The only thing that'll remain as an issue are tables wider, than viewport, on mobile.

My site: https://developers.google.com/speed/pagespeed/insights/?url=...




Don't know about PWA. Service workers are pretty lightweight and help with caching.

But yeah, lazy-loading, infinite scroll, etc., are all designed to cover up design flaws that impact performance. I think lazy-loading can be potentially done right, but almost none of us do anything right.

> use EM or % as layout width/height

Why? EM/REM is good for handling font sizes, but for anything else it may not make sense and a custom font setting in the browser can break layouts if the size of boxes are based on font sizes. PX is perfectly adequate for layout, and is actually a relative unit(PX !== hardware pixel). Same for borders, padding, margin, etc. Even REM is better than EM for most cases. People who adjust the font size in their browser don't necessarily want their layout to change and potentially degrade as a result.

> inline css, js, and svg

Can be a good idea, especially if you can somehow identify the CSS used on page load and discard anything nonessential. Though maybe HTTP/2 makes inlining obsolete. IDK

> no webfonts!

Thank you! Web fonts are perfectly sufficient in 99% of cases.

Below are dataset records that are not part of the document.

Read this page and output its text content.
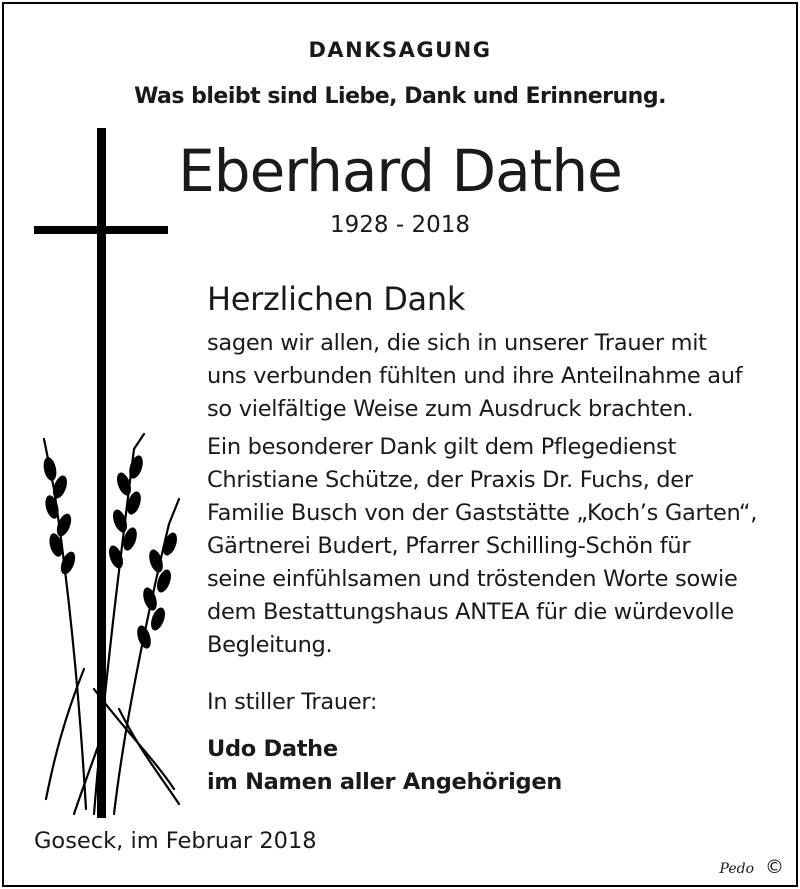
DANKSAGUNG
Was bleibt sind Liebe, Dank und Erinnerung.
Eberhard Dathe
1928 - 2018
Herzlichen Dank
sagen wir allen, die sich in unserer Trauer mit
uns verbunden fühlten und ihre Anteilnahme auf
so vielfältige Weise zum Ausdruck brachten.
Ein besonderer Dank gilt dem Pflegedienst
Christiane Schütze, der Praxis Dr. Fuchs, der
Familie Busch von der Gaststätte „Koch’s Garten“,
Gärtnerei Budert, Pfarrer Schilling-Schön für
seine einfühlsamen und tröstenden Worte sowie
dem Bestattungshaus ANTEA für die würdevolle
Begleitung.
In stiller Trauer:
Udo Dathe
im Namen aller Angehörigen
Goseck, im Februar 2018
Pedo ©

> Why? EM/REM is good for handling font sizes, but for anything else it may not make sense and a custom font setting in the browser can break layouts if the size of boxes are based on font sizes. PX is perfectly adequate for layout, and is actually a relative unit(PX !== hardware pixel). Same for borders, padding, margin, etc. Even REM is better than EM for most cases. People who adjust the font size in their browser don't necessarily want their layout to change and potentially degrade as a result.

I had a lot of bad experience with px, but it is true that for borders it's the only reasonable choice.

REM is not that well supported, especially in awkward browsers (Dillo, for example).

Imo EM is nicer for padding/margin; it keeps the text/layout ratio even if the font is resized, unlike px.

But point taken, it cannot be used as the only unit.


Gee, maybe that's sort of an indication on how far backwards the user experience on web has fallen.